Last year, a report from the German broadcaster ARD set off a wave of press coverage saying that German troops used broomsticks that had been painted black to stand in for a lack of machine guns during a NATO training exercise. In 2014, Der Spiegel magazine called the Bundeswehr "ramshackle." In 2011, Bild published an exposéciting internal government reports in which commanders complained that German troops in Afghanistan didn't know how to use their weapons.
Merkel is planning on increasing Germany's defense budget by around 4.2 percent this year to a total of around $37.4 billion, according to Foreign Affairs. The United States, which has a population that's nearly four times as large, spends roughly 14 times more on defense — $530 billion annually, according to Pentagon figures.
German defense officials have proposed spending 25 percent more to upgrade the Bundeswehr, Handelsblatt reported, but those plans aren't solidified.
Bartels supports moves to boost German military spending.
"We are short of almost everything," he told German lawmakers on Tuesday. "The army is at the turning point."
But talk of expanding the German military has in the recent past amounted to very little.
When Russian President Vladimir Putin began meddling in Ukraine two years ago, leaders in Berlin and elsewhere realized they had allowed their militaries to wither on the vine and were ill-prepared to counter Russia if not for the protection of NATO and the United States.
Last year, US Defense Secretary Ash Carter even began to publicly exhort allied European nations to reverse the trend of declining defense budgets.

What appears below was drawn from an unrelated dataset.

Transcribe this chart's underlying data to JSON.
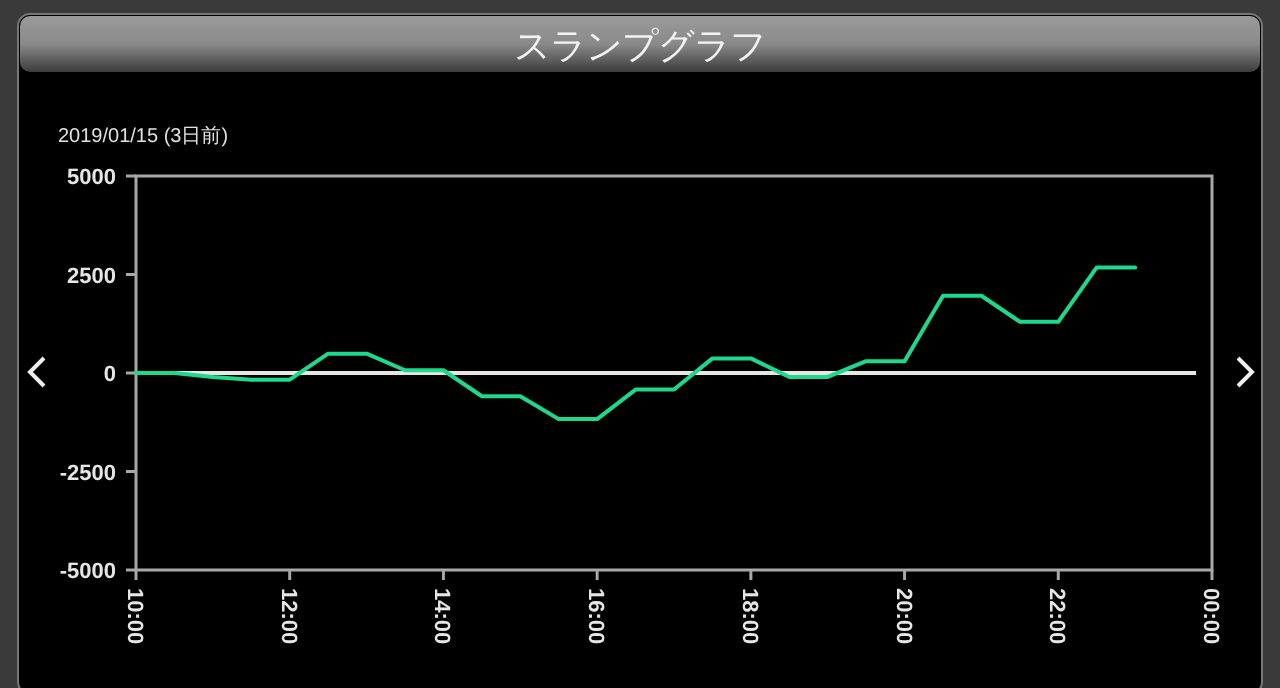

"In general, our view is that they're not investing enough," Carter said. "We'd like to see more. We understand the economic circumstances in general, but still in all security is a very important thing to be investing in. And so we will be and I certainly will be continuing to argue that the Europeans should be making bigger investments."
Today, however, their vulnerability remains the same.
"The warning bells started to go off in Europe that maybe they had allowed this to go too far, and they were ignoring the potential threat from the east," Moran said. "That has been swamped by the refugee crisis that has been coming from North Africa and the Middle East."